I wonder whether A Better Finder Attributes could help?

Both Finder and DEVONthink have the “Open with …” feature, so does that not do what you seek? You, not the computer, can pick the app you prefer.

Thanks, @rmschne Yes, I can use the Open with… :slight_smile:

Of course it always works perfectly in DT. (And BTW this is in no way a criticism of DT!)

I’d prefer to have files created in BBEdit open from/in DT without having to do that… I use them a lot. And be able to search in BBEdit files in DT.

But it’s even more important that I (continue to) distinguish between files originally created in BBEdit from those originally created in TextEdit - because I do use the features (e.g. BBEdit’s line number and sorting; TextEdit’s ability to add (RTF) formatting… headings etc) of each app differently (both inside DT and from the Finder).

Well, as posts above, distinguish by using file extensions, and inform the macOS those defaults?

What you might want is that files are opened by default with these apps, ie when you double-click on the file. Perhaps.
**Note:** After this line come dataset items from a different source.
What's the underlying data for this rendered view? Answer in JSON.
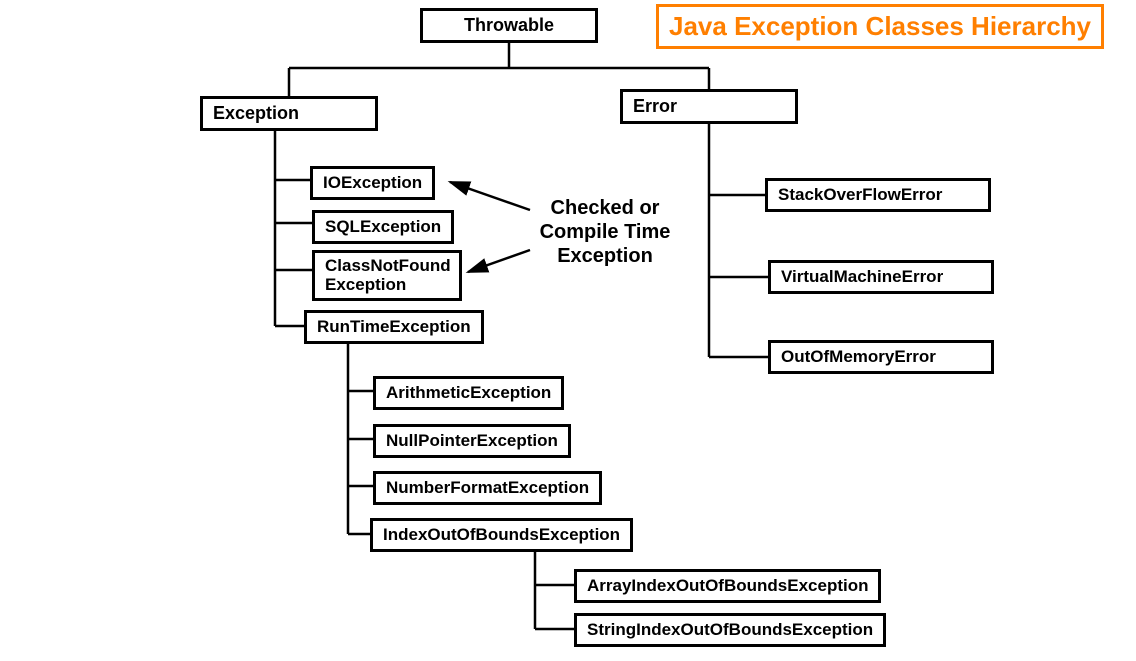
{
  "title": "Java Exception Classes Hierarchy",
  "root": "Throwable",
  "branches": {
    "exception": {
      "label": "Exception",
      "children": {
        "io": "IOException",
        "sql": "SQLException",
        "cnf": "ClassNotFound Exception",
        "rte": {
          "label": "RunTimeException",
          "children": {
            "arith": "ArithmeticException",
            "npe": "NullPointerException",
            "nfe": "NumberFormatException",
            "ioobe": {
              "label": "IndexOutOfBoundsException",
              "children": {
                "aioobe": "ArrayIndexOutOfBoundsException",
                "sioobe": "StringIndexOutOfBoundsException"
              }
            }
          }
        }
      }
    },
    "error": {
      "label": "Error",
      "children": {
        "sof": "StackOverFlowError",
        "vme": "VirtualMachineError",
        "oome": "OutOfMemoryError"
      }
    }
  },
  "annotation": "Checked or Compile Time Exception"
}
As has been pointed out many times: This is in no way related to DT. It’s what you set in Finder as the default app for files with a certain extension. Neither Finder nor any other program cares a bit about the app you used to create those files (The times of the four letter creator code are long gone). Why would it, and how could it? You can create (as said before) text files (including MD, CSS, HTML, JavaScript, whatever) with any editor. And you can open them in any editor. If you want a particular editor open files with a particular extension, tell the Finder, and it’ll make sure that happens. As will DT, because it simply uses macOS’ underlying framework for that.

Again: There is no BBEdit file. And they don’t gain a magical existence by stating the name, either. Use the extension you like to identify them, tell DT to treat that extension as text, and tell the finder to open all files with this extension in BBEdit. That’s all the magic you need (and all the magic you’ll get, too).